Pour enrayer la crise du logement et surtout éviter qu'elle ne s'aggrave, le gouvernement propose une solution : autoriser les propriétaires à continuer de louer leurs « passoires thermiques », à condition qu'ils s'engagent à lancer des travaux de rénovation énergétique. Ils auraient droit à un délai de trois ans pour une maison et cinq ans pour un appartement en copropriété. D'après Vincent Jeanbrun, ministre en charge du logement, cette mesure pourrait permettre de garder ou de remettre sur le marché locatif entre 650 000 et 700 000 logements d'ici 2028. Actuellement, les chiffres officiels parlent d'eux-mêmes : 453 000 logements privés classés G sont déjà interdits à la location une fois leur bail terminé. Et dès 2028, ce sera au tour des 693 000 logements classés F de devoir passer par la case « rénovation », afin de pouvoir être loués. « Le but n'est pas de sortir des logements du parc locatif, mais de forcer les propriétaires à lancer des travaux. Et s'ils ne sont pas dans les échéances prévues, ce n'est pas très grave », explique Manuel Domergue, directeur des études de la Fondation pour le logement des défavorisés. Cette mesure fait partie de la loi logement, dont la première lecture sera soumise cet été aux parlementaires.
Locations touristiques des résidences secondaires
Le Conseil constitutionnel a donné son accord : certaines copropriétés peuvent désormais interdire la location de meublés touristiques, comme les Airbnb, quand il s'agit de résidences secondaires. Cette nouvelle règle fait partie de la loi Le Meur, adoptée en novembre 2025 avec pour objectif de mieux encadrer la jungle des locations sur des plateformes comme Airbnb, Abritel ou Booking. Attention, tous les immeubles ne sont pas concernés. Seules les copropriétés avec une « clause d'habitation bourgeoise » dans leur règlement sont visées, c'est-à-dire celles où les appartements sont en principe réservés à l'habitation et non au commerce. Pour que l'interdiction soit adoptée, il faudra aussi qu'elle soit votée par une large majorité des deux tiers des copropriétaires.

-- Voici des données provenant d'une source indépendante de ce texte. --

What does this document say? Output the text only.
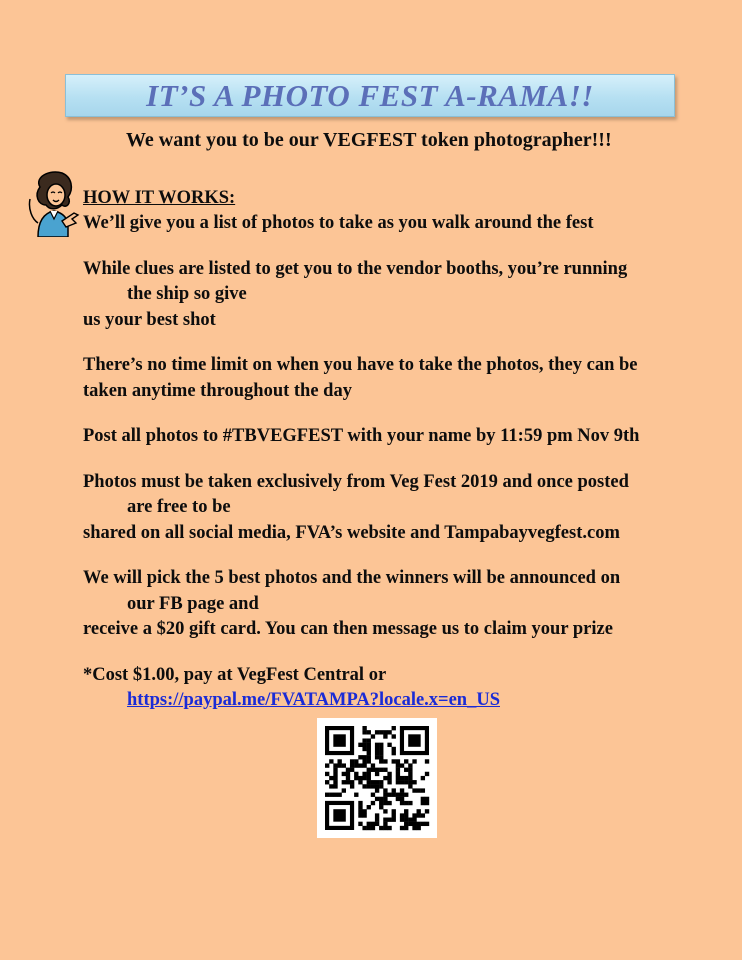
IT’S A PHOTO FEST A-RAMA!!
We want you to be our VEGFEST token photographer!!!
HOW IT WORKS:
We’ll give you a list of photos to take as you walk around the fest
While clues are listed to get you to the vendor booths, you’re running
the ship so give
us your best shot
There’s no time limit on when you have to take the photos, they can be
taken anytime throughout the day
Post all photos to #TBVEGFEST with your name by 11:59 pm Nov 9th
Photos must be taken exclusively from Veg Fest 2019 and once posted
are free to be
shared on all social media, FVA’s website and Tampabayvegfest.com
We will pick the 5 best photos and the winners will be announced on
our FB page and
receive a $20 gift card. You can then message us to claim your prize
*Cost $1.00, pay at VegFest Central or
https://paypal.me/FVATAMPA?locale.x=en_US
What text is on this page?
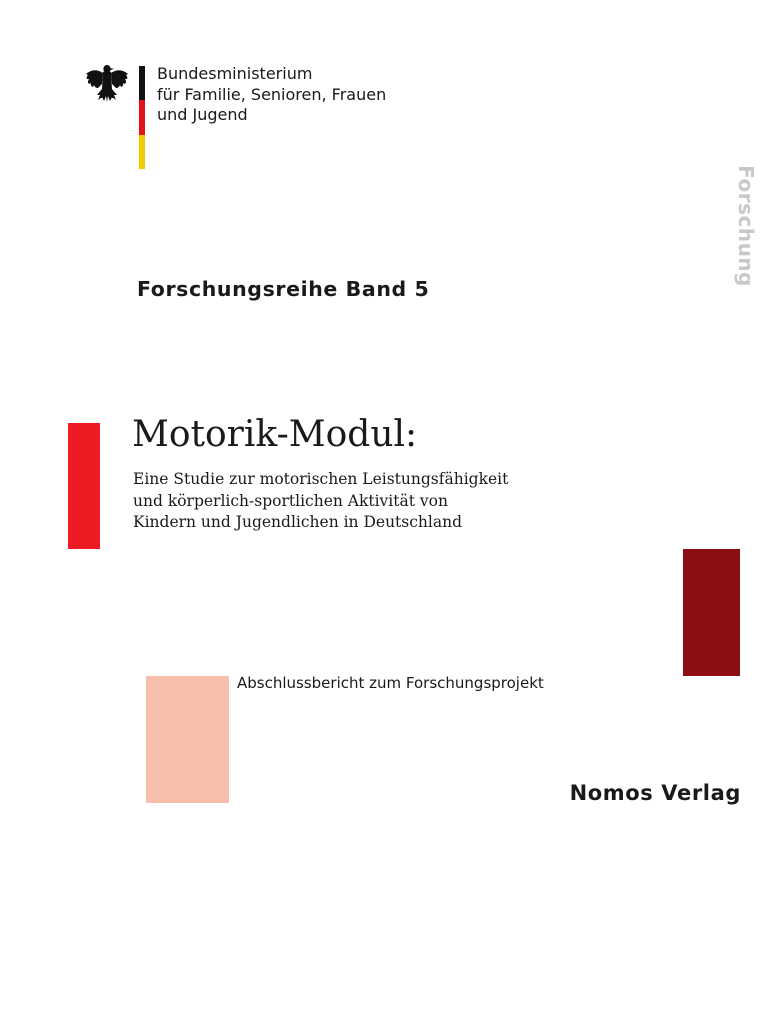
Bundesministerium
für Familie, Senioren, Frauen
und Jugend
Forschung
Forschungsreihe Band 5
Motorik-Modul:
Eine Studie zur motorischen Leistungsfähigkeit
und körperlich-sportlichen Aktivität von
Kindern und Jugendlichen in Deutschland
Abschlussbericht zum Forschungsprojekt
Nomos Verlag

Le Conseil constitutionnel relève également que cette décision n'est pas gravée dans le marbre : les propriétaires pourront toujours faire machine arrière et voter l'annulation de cette interdiction, avec la même majorité. Derrière cette mesure, il y a le souhait de s'attaquer à un double problème : d'un côté, les nuisances créées par le va-et-vient des touristes dans les immeubles et, de l'autre, la crise du logement qui s'aggrave. Ce n'est un secret pour personne, l'explosion des locations de courte durée est souvent dénoncée. Beaucoup estiment qu'elle retire des logements du marché locatif à l'année, ce qui fait flamber les loyers et les prix de l'immobilier pour tout le monde.